Energy Department press aides did not respond to requests for comment.
Some in Congress, including Senator Lamar Alexander, Republican of Tennessee, while lauding Dr. Bigot’s efforts, argue that the project already consumes too much of the Energy Department’s basic research budget of about $5 billion.
“I remain concerned that continuing to support the ITER project would come at the expense of other Office of Science priorities that the Department of Energy has said are more important — and that I consider more important,” Mr. Alexander said in a statement.
While it is not clear what would happen to the project if the United States withdrew, Dr. Bigot argues that it is in every participating country’s interest to see it through. “You have a chance to know if fusion works or not,” he said. “If you miss this chance, maybe it will never come again.”

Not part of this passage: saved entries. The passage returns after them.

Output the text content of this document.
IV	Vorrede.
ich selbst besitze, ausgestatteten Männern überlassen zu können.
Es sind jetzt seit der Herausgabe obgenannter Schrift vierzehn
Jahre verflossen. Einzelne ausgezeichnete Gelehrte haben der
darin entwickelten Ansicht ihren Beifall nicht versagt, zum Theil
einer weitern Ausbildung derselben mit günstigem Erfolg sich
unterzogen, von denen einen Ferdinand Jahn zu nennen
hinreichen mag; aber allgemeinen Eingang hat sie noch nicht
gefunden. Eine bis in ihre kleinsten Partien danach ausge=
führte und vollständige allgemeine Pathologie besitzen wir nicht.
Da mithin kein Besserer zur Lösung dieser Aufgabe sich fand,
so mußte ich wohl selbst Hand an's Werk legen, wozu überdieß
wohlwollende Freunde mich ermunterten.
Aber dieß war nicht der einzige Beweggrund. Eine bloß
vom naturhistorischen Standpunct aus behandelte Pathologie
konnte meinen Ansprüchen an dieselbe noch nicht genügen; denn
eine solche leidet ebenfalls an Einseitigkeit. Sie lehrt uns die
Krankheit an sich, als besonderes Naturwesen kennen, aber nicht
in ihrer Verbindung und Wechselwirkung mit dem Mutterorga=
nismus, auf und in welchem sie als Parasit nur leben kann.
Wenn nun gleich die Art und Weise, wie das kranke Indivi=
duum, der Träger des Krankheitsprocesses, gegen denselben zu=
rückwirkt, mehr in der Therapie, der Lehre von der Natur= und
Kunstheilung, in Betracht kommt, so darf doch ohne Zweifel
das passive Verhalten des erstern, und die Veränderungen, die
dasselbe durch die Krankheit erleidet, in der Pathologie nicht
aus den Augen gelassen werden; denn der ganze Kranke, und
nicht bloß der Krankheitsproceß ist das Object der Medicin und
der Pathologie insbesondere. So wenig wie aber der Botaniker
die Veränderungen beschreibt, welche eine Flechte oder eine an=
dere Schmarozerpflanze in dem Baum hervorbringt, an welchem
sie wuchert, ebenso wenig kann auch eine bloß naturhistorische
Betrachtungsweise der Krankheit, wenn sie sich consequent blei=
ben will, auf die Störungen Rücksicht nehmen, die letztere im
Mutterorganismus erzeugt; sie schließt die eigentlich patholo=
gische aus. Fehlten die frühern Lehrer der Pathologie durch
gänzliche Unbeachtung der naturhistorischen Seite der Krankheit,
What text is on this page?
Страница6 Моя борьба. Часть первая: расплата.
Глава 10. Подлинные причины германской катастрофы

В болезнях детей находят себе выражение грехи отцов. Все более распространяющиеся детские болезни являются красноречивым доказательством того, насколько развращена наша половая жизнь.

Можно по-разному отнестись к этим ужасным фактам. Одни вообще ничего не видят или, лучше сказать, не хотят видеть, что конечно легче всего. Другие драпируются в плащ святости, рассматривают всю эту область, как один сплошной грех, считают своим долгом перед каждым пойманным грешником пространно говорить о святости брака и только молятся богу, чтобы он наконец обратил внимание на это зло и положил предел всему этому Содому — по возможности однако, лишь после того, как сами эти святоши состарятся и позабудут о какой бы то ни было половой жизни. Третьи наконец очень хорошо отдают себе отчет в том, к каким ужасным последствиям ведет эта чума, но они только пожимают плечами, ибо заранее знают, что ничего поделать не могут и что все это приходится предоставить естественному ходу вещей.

But even scientists who support ITER are concerned about the impact it has on other research.
“People around the country who work on projects that are the scientific basis for fusion are worried that they’re in a no-win situation,” said William Dorland, a physicist at the University of Maryland who is chairman of the plasma science committee of the National Academy of Sciences. “If ITER goes forward, it might eat up all the money. If it doesn’t expand and the U.S. pulls out, it may pull down a lot of good science in the downdraft.”
In the ITER tokamak, deuterium and tritium nuclei will fuse to form helium, losing a small amount of mass that is converted into a huge amount of energy. Most of the energy will be carried away by neutrons, which will escape the plasma and strike the walls of the tokamak, producing heat.
In a fusion power plant, that heat would be used to make steam to turn a turbine to generate electricity, much as existing power plants do using other sources of heat, like burning coal. ITER’s heat will be dissipated through cooling towers.
There is no risk of a runaway reaction and meltdown as with nuclear fission and, while radioactive waste is produced, it is not nearly as long-lived as the spent fuel rods and irradiated components of a fission reactor.
To fuse, atomic nuclei must move very fast — they must be extremely hot — to overcome natural repulsive forces and collide. In the sun, the extreme gravitational field does much of the work. Nuclei need to be at a temperature of about 15 million degrees Celsius.
In a tokamak, without such a strong gravitational pull, the atoms need to be about 10 times hotter. So enormous amounts of energy are required to heat the plasma, using pulsating magnetic fields and other sources like microwaves. Just a few feet away, on the other hand, the windings of the superconducting electromagnets need to be cooled to a few degrees above absolute zero. Needless to say, the material and technical challenges are extreme.
Although all fusion reactors to date have produced less energy than they use, physicists are expecting that ITER will benefit from its larger size, and will produce about 10 times more power than it consumes. But they will face many challenges, chief among them developing the ability to prevent instabilities in the edges of the plasma that can damage the experiment.
Even in its early stages of construction, the project seems overwhelmingly complex. Embedded in the concrete surfaces are thousands of steel plates. They seem to be scattered at random throughout the structure, but actually are precisely located. ITER is being built to French nuclear plant standards, which prohibit drilling into concrete. So the plates — eventually about 80,000 of them — are where other components of the structure will be attached as construction progresses.
A mistake or two now could wreak havoc a few years down the road, but Dr. Bigot said that in this and other work on ITER, the key to avoiding errors was taking time.
“People consider that it’s long,” he said, referring to critics of the project timetable. “But if you want full control of quality, you need time.”